Stagione: l'acqua è più calda da fine luglio fino a ottobre, e settembre e i primi di ottobre sono il momento perfetto — mare caldo, meno folla, mattine più calme.
Attrezzatura: una maschera che aderisca davvero (provala inspirando dal naso senza il cinturino — deve restare attaccata), un boccaglio e una crema solare reef-safe sulla schiena, o meglio ancora una rash vest. Le pinne sono facoltative nelle cale riparate e utili ovunque ci sia corrente. Le scarpette da scoglio valgono davvero la pena sugli ingressi di ciottoli e roccia di Ibiza.
Farlo senza danneggiarla
Qualche regola che i local prendono sul serio e che dovresti prendere sul serio anche tu:
- Non ancorare mai sulla posidonia. Se sei in barca, usa una boa o una chiazza di sabbia.
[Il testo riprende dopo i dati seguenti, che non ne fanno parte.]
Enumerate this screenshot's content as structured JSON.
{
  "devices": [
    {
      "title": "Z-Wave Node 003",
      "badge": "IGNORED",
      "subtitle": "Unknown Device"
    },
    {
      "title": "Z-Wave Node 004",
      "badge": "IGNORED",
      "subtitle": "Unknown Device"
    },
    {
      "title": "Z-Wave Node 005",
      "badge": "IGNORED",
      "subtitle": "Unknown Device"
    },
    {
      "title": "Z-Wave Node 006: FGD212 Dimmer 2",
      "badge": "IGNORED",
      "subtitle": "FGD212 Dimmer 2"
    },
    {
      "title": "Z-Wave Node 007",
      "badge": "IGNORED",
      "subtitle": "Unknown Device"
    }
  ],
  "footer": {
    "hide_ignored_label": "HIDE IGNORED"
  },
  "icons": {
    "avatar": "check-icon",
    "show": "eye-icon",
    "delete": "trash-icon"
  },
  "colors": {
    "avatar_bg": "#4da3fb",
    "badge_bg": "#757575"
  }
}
Le cicatrici lasciate dalle ancore nella prateria impiegano decenni a rimarginarsi, ed è sia illegale sia pesantemente multato nelle acque delle Baleari.
- Non toccare, raccogliere o calpestare nulla. Non le conchiglie, non la nacchera, non i ricci, non la posidonia.
- Usa una crema solare minerale o copriti. I filtri chimici sono pesanti per la vita marina nelle baie chiuse.
- Porta via i tuoi rifiuti, anche dalle spiagge senza cestini — quelle remote sono remote proprio perché nessuno ci fa manutenzione.
- Nuota in compagnia e resta dentro le zone di balneazione segnalate dove esistono. Il vero pericolo qui è il traffico di barche, non la fauna.
Fanne una mattinata
La versione migliore di questa giornata è più o meno così: partire presto, guidare verso nord, fare snorkeling per un'ora mentre il mare è ancora uno specchio, poi asciugarsi davanti a un caffè e a un bocadillo in un posto con vista, prima che l'isola si svegli sul serio. Alle 11 del mattino avrai visto più cose di Ibiza di quante ne veda la maggior parte dei visitatori in una settimana intera.
Porta una maschera. Guarda in basso. L'isola è almeno per metà sott'acqua, e quella metà è la parte di cui quasi nessuno si occupa.